John Masefield (1874-1967), poète anglais
Sur la Vieillesse
Sois avec moi, Beauté, car le feu est en train de mourir,
mon chien et moi sommes vieux, trop vieux pour repartir;
L'Homme, dont la jeune passion fait s'envoler les embruns,
devient vite trop boîteux pour marcher, trop froid pour aimer;
Je prends le livre et me recueille auprès du feu,
tournant de vieilles pages jaunies, minute après minute ,
l'horloge tictacque au rythme de mon coeur; une corde usée
déplace un mince fantôme de musique dans l'épinette.
Je ne pourrais jamais plus naviguer dans tes mers, ni vagabonder
dans tes terres fertiles en blé, ton pays vallonné,
tes vallées, ni prendre part à cette bataille
où le jeune chevalier rassemble l'escadre désunie.
Je ne demeure calme que lorsque mon esprit distingue
la beauté du feu de la beauté des braises.
Beauté, aie pitié ! Car les puissants ont le pouvoir,
les riches leur fortune, les belles leur charme,
l'été de l'homme sa lumière solaire et ses fleurs.
Le printemps de l'Homme est tout Avril en un visage.
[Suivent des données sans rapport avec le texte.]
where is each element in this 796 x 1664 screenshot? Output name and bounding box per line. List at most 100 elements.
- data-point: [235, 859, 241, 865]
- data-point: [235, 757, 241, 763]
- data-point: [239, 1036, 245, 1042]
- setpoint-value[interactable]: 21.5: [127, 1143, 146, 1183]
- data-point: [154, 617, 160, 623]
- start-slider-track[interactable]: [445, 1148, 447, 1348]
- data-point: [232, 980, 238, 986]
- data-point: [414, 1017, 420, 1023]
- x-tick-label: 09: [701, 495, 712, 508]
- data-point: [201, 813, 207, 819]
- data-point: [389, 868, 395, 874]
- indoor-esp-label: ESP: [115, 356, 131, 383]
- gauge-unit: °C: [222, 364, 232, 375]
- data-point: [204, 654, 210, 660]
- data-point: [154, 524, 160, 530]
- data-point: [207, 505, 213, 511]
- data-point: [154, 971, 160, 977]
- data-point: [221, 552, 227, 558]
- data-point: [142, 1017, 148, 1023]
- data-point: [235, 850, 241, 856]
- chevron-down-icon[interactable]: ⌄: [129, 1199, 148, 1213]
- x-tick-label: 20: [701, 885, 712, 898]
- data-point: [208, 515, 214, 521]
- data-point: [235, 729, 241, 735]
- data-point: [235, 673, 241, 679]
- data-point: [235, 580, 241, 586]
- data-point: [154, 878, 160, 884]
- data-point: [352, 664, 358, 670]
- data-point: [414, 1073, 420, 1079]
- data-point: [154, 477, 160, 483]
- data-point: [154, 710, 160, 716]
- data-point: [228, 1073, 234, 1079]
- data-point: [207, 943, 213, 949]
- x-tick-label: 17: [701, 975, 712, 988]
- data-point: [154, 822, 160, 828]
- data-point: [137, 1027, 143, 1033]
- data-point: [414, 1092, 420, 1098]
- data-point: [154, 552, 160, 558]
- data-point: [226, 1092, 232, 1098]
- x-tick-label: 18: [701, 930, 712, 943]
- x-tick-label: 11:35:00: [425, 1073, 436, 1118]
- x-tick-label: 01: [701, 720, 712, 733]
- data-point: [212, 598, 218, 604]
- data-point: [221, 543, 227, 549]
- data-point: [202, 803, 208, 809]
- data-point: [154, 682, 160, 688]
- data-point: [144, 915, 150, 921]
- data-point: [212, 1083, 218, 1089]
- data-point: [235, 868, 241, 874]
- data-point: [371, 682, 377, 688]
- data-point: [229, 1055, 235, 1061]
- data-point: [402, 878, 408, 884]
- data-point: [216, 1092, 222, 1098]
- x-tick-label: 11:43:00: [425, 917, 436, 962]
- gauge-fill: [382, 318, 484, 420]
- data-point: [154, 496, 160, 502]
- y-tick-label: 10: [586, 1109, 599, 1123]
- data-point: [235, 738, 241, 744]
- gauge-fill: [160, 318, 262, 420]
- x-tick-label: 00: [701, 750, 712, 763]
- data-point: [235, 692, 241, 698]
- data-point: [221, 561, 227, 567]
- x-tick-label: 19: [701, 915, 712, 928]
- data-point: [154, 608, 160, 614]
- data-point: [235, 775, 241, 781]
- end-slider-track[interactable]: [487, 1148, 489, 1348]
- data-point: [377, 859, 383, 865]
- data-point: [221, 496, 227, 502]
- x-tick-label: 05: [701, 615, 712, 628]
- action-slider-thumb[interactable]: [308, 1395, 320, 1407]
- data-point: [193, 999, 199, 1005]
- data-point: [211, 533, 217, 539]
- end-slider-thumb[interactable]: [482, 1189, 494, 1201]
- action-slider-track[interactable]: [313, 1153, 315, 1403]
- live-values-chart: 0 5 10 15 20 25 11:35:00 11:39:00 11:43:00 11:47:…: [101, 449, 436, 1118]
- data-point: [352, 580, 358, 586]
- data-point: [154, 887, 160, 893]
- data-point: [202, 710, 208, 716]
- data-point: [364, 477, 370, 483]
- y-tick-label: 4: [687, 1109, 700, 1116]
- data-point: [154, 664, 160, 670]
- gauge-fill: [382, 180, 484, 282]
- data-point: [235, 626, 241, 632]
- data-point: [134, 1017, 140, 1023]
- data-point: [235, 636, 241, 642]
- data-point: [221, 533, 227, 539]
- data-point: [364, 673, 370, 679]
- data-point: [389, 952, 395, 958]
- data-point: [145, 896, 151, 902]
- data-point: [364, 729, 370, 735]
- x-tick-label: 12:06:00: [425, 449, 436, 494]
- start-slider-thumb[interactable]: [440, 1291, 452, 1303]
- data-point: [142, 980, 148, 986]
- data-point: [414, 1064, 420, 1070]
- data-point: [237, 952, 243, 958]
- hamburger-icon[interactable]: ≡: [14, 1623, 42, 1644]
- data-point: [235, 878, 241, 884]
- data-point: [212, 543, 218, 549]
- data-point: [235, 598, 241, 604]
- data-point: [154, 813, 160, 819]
Aussi, comme le mendiant qui, sébile en main,
ne demande qu'un penny à la foule des passants
dans la cohue du Strand, où le monde défile, s'amuse, ou s'écrie,
de ce Monde scintillant sous toutes ses coutures,
de son feu, du jeu des hommes,de son agitation, de sa marche en avant,
ne me donne que la sagesse, Beauté, la sagesse et la passion,
ce pain de l'âme, cette pluie dans l'été brûlant.
Ne me donne rien de plus, et ainsi,
bien que les ténèbres se rapprochent,
même la Nuit fleurira comme la rose.